Wednesday 13 April 2016

Life In The Woods



Living off grid has its merits. The lack of bills for one. Not for me the sense of aggrieved helplessness as the Big Six continue to keep their prices nicely plumped up, the better to keep their shareholders happy and their upper management in serious wealth. My electricity comes not from a coal or gas power station but from the sun's rays falling on my solar panel, connected as it is to the caravan's battery. My washing water comes from the stream via a long pipe and my drinking water is the rain, falling on my greenhouse roof and then into a water butt. My kitchen waste goes on the compost heap, sink water drains to a mulch pit, and my human waste goes in a compost toilet. 

Only the energy for my cooking and heating is paid for, when every few months I go to the local petrol station with my trailer and buy a new 47kg bottle of propane gas. Getting that back and in position by the caravan is not the easiest thing but at least it warms me up without needing to use any gas!

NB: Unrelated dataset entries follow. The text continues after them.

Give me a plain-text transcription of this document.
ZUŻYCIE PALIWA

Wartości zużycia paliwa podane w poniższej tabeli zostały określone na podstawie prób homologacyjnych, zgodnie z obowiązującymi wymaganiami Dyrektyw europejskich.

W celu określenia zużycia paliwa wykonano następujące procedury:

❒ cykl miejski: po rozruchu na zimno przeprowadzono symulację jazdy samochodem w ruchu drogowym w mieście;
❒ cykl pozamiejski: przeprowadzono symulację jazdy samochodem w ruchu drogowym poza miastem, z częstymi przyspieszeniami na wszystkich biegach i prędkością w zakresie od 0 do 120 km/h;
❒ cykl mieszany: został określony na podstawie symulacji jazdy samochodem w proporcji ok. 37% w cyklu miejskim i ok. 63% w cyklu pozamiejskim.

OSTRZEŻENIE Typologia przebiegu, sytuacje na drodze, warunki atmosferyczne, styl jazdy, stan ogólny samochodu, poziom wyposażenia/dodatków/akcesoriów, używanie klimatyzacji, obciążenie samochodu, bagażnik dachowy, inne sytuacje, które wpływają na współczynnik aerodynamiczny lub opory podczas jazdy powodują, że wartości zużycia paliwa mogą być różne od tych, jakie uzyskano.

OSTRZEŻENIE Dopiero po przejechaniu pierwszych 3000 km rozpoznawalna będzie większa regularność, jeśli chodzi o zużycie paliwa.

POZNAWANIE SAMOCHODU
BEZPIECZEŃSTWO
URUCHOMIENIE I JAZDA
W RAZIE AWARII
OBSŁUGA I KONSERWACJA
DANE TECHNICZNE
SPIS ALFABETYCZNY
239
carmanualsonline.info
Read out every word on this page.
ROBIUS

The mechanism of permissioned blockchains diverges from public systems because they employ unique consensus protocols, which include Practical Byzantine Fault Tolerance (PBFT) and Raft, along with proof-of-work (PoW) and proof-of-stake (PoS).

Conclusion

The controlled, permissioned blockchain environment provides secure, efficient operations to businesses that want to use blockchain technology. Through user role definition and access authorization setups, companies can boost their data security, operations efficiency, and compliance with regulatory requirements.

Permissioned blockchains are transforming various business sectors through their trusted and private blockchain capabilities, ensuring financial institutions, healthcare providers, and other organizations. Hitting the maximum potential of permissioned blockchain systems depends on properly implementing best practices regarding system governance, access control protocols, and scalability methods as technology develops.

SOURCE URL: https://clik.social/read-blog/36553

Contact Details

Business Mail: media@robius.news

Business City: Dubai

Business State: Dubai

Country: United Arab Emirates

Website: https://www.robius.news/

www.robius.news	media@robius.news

Another advantage is the peacefulness of it. I'm not rubbing shoulders with anyone here. No adjoining walls with rowdy students or violin practice. It's just me, the land, and the creatures I live amongst. I do occasionally have people visit, but it's a rare occurrence. When I want to see people I can go out and see them. I'm just a few hundred yards from my nearest neighbours, and the local shop is only a mile away. I have my phone with me at all times (helpful if I broke a leg or something) which does usually get signal, 2G only but at least I can text and call people.

It's not all rosy though. My caravan is getting older and things don't work quite as they did. The water heater stopped working about two years ago. The front door has a catch which joins its top half with the bottom half, but it broke so now I have to open both halves individually. Somehow damp has got into under one of the couches where I store stuff. The awning leaks in places onto my things I store there. The whole caravan is tilting slightly as one wheel seems to have slipped a bit off its stone rest - I will have to jack it up and reposition the stone.

The polytunnel is also a useful clothes-drying space


The lack of warm water means I don't use the caravan shower, so to stay clean I either pop into other people's showers when I'm round, pay for a shower at the Mach Leisure Centre, or give myself a bucket wash. I do have a “solar shower”, a black bag that you fill with water and let the sun warm, but if I hang it in the polytunnel the shower head is at about waist height so it's not had a lot of use. I guess I could clean my lower half at least.

Also my laptop has 
churlishly begun to refuse to charge up. It's a new Lenovo that my parents generously gave me for my last birthday and there is no DC adaptor available for it, so I got myself a cheap inverter which converts the 12V DC from the battery into 240V AC, and normal 3 pin plugs fit it. The inverter whirrs away keeping itself cool with a fan. It did seem to be doing the job, charging my laptop to full strength. But now, after a few seconds the laptop's “charging” light flicks off and on a bit then goes off. The problem could be the inverter, or the caravan battery, or, who knows, the laptop itself. So I'm having to type this quick before the power runs out!